On the bus on the way home, Adam felt encased in a cloud composed of minute flakes of cardboard.
He’d been disembowelling boxes all afternoon, scooping out their innards of books to fill the ranks of scrupulously-dusted new shelves.
Satan’s Beast was still pressing against his thigh like a lover’s hand.
As he had left the store he had expected his stiffly nervous walk to arouse the suspicions of at least one of the policemen guarding the entrance to the murder site, but he had walked past them unchallenged.
When he stepped off the bus he waited for it to round the corner, then plucked Satan’s Beast from his pocket.
Folding at the knees, he posted the paperback through two of the bars of a drain beside the kerb, and was already walking away when he heard the faint plop below.
Twenty minutes later, a mug of tea in his hand and Debussy on his portable CD player, Adam felt not only calmer but able to think more clearly than he had all day.
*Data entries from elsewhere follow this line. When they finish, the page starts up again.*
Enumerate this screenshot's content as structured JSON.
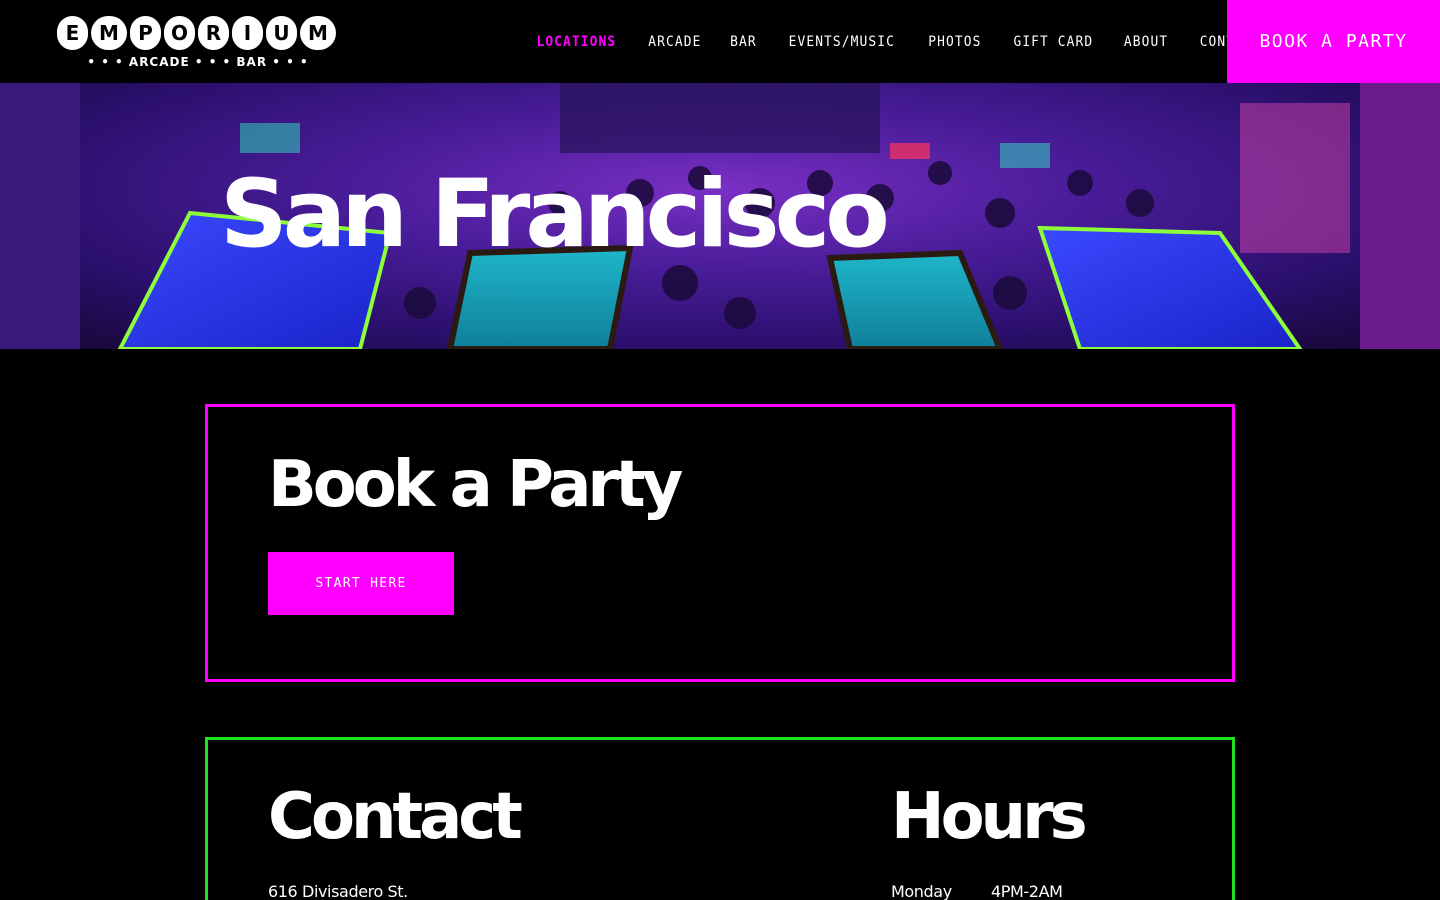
{
  "brand": {
    "letters": [
      "E",
      "M",
      "P",
      "O",
      "R",
      "I",
      "U",
      "M"
    ],
    "tagline": "• • • ARCADE • • • BAR • • •"
  },
  "nav": {
    "items": [
      {
        "label": "LOCATIONS",
        "active": true
      },
      {
        "label": "ARCADE"
      },
      {
        "label": "BAR"
      },
      {
        "label": "EVENTS/MUSIC"
      },
      {
        "label": "PHOTOS"
      },
      {
        "label": "GIFT CARD"
      },
      {
        "label": "ABOUT"
      },
      {
        "label": "CONTACT"
      }
    ],
    "cta": "BOOK A PARTY"
  },
  "hero": {
    "title": "San Francisco"
  },
  "party": {
    "heading": "Book a Party",
    "button": "START HERE"
  },
  "contact": {
    "heading": "Contact",
    "address": "616 Divisadero St."
  },
  "hours": {
    "heading": "Hours",
    "rows": [
      {
        "day": "Monday",
        "time": "4PM-2AM"
      }
    ]
  },
  "colors": {
    "accent": "#ff00ff",
    "green": "#22e022",
    "background": "#000000"
  }
}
Of course the murder had nothing to do with him.
It was an appalling coincidence; the killer had probably read Satan’s Beast and sought to imitate it.
There was even the possibility that the killer could be one of his work mates who had got the idea from browsing through the book that Adam had left in the break room.
After all, he had only known them for a couple of days; some of them he had barely exchanged a word with.
Who was to say that one of them wasn’t capable of murder?